I clienti tendono a trarre vantaggio da queste zone grigie
del capitolato di fornitura, richiedendo prestazioni aggiuntive e programmazioni
non previste. Occorre quindi trovare il giusto compromesso tra il mantenimento di
un margine accettabile e la soddisfazione del cliente. Nel nostro caso,
l’approccio orientato al cliente si è rivelato vincente sul lungo periodo, favorendo
il processo di fidelizzazione.
Sul mercato dell’automazione SIR è considerata un’azienda
seria e professionale, che sa tenere fede ai propri impegni: questa percezione
diffusa è la logica conseguenza della nostra filosofia aziendale orientata alla
soddisfazione.
Alcuni nostri competitor hanno seguito il percorso opposto, perdendo
quote di mercato a causa di una strategia di capitalizzazione spietata.
Una logica di profitto spietata presuppone l’assenza di pietas,
ovvero di ciò che contribuisce al capitale intellettuale.
Se non si presta attenzione al cliente, nel breve periodo si
può capitalizzare di più e più velocemente, ma alla lunga questo atteggiamento tende
a presentare il conto. Il mercato è spietato con chi non applica serietà e
professionalità al proprio lavoro.
Più che semplici fornitori, occorre divenire veri e propri
partner delle industrie servite, per poter continuare a progredire e per far
crescere anche gli stessi clienti. Questo approccio fa parte della nostra
cultura aziendale e si avverte in ciascuno dei nostri collaboratori.

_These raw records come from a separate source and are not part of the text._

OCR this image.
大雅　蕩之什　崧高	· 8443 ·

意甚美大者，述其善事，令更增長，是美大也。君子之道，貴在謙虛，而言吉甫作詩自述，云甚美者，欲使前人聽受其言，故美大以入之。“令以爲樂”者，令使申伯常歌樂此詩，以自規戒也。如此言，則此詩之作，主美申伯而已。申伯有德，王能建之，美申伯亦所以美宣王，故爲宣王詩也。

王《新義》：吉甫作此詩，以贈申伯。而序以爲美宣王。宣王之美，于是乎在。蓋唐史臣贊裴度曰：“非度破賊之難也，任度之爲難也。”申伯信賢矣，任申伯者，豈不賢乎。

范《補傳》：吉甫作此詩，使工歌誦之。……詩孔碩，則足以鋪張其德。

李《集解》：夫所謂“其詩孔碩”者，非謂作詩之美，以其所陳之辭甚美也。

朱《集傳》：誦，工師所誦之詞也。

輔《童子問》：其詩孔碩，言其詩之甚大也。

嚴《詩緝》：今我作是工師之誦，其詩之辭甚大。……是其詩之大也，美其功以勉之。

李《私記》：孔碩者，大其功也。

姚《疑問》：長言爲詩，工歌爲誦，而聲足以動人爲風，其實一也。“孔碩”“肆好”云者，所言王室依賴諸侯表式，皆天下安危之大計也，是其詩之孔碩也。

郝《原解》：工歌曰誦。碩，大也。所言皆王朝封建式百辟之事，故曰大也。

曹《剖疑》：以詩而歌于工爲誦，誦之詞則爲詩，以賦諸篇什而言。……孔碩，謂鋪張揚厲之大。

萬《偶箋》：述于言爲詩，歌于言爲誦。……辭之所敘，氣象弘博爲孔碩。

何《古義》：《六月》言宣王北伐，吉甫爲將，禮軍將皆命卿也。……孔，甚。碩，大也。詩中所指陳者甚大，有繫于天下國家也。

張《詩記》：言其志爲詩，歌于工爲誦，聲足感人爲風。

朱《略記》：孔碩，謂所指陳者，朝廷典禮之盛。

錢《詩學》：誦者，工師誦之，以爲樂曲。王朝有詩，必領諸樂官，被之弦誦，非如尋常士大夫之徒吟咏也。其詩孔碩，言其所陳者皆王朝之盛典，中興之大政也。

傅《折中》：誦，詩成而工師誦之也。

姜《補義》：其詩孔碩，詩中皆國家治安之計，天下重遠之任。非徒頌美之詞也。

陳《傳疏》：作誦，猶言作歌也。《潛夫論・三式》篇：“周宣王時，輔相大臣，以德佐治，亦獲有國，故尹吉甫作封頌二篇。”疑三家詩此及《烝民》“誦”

La capacità di ascoltare e di recepire le esigenze, la
disponibilità al ragionamento, l’ingegno messo in atto nella ricerca della
corretta soluzione o dinanzi ai problemi che possono insorgere, l’umiltà nelle
risposte, anziché l’arroganza di chi crede di dover difendere una posizione, sono
qualità che riconducono a una parola molto importante nel nostro lavoro: il
servizio. Senza la pietas, non c’è servizio, ma solamente uno sterile “mordi
e fuggi” che non ha mai creato vero valore.
Non resta nulla, non c’è scrittura dell’impresa, senza il
servizio. D’altra parte, suo padre, Luciano Passoni, fondatore della SIR, ha
sempre puntato al valore assoluto… La scrittura dell’impresa e il servizio
rappresentano per mio padre priorità imprescindibili.
Ci ha sempre insegnato che l’azienda non è qualcosa da
spremere all’inverosimile per trarne il massimo profitto.
Nasce invece come entità destinata a crescere e a esistere nel
futuro, per il bene dei dipendenti e dei clienti a cui si rivolge: concetti che
fino a qualche decennio fa erano propri di tutte le aziende del nostro territorio.
In un’impresa l’idea di “pubblico” si estende quindi non solo ai fruitori
finali del servizio o ai fornitori, ma anche e soprattutto al personale interno.
Il sano imprenditore è colui a cui stanno a cuore tutti i
propri collaboratori e che nei momenti difficili pensa esclusivamente a
risollevare le sorti dell’azienda. Un esempio? Nel 2009, nonostante la crisi
avesse dimezzato il nostro fatturato (come è accaduto a molti altri), siamo
riusciti a continuare l’attività senza licenziare nessuno, coinvolgendo anzi il
personale poco occupato in progetti di ricerca interni che si sarebbero
rivelati basilari negli anni successivi di ripresa del mercato.
Questo prova che l’impresa è una realtà intrinsecamente
pubblica, che dà lavoro e produce nell’interesse della società e non soltanto
per il proprio utile, per quanto questo rimanga uno strumento indispensabile
per la crescita e lo sviluppo futuri.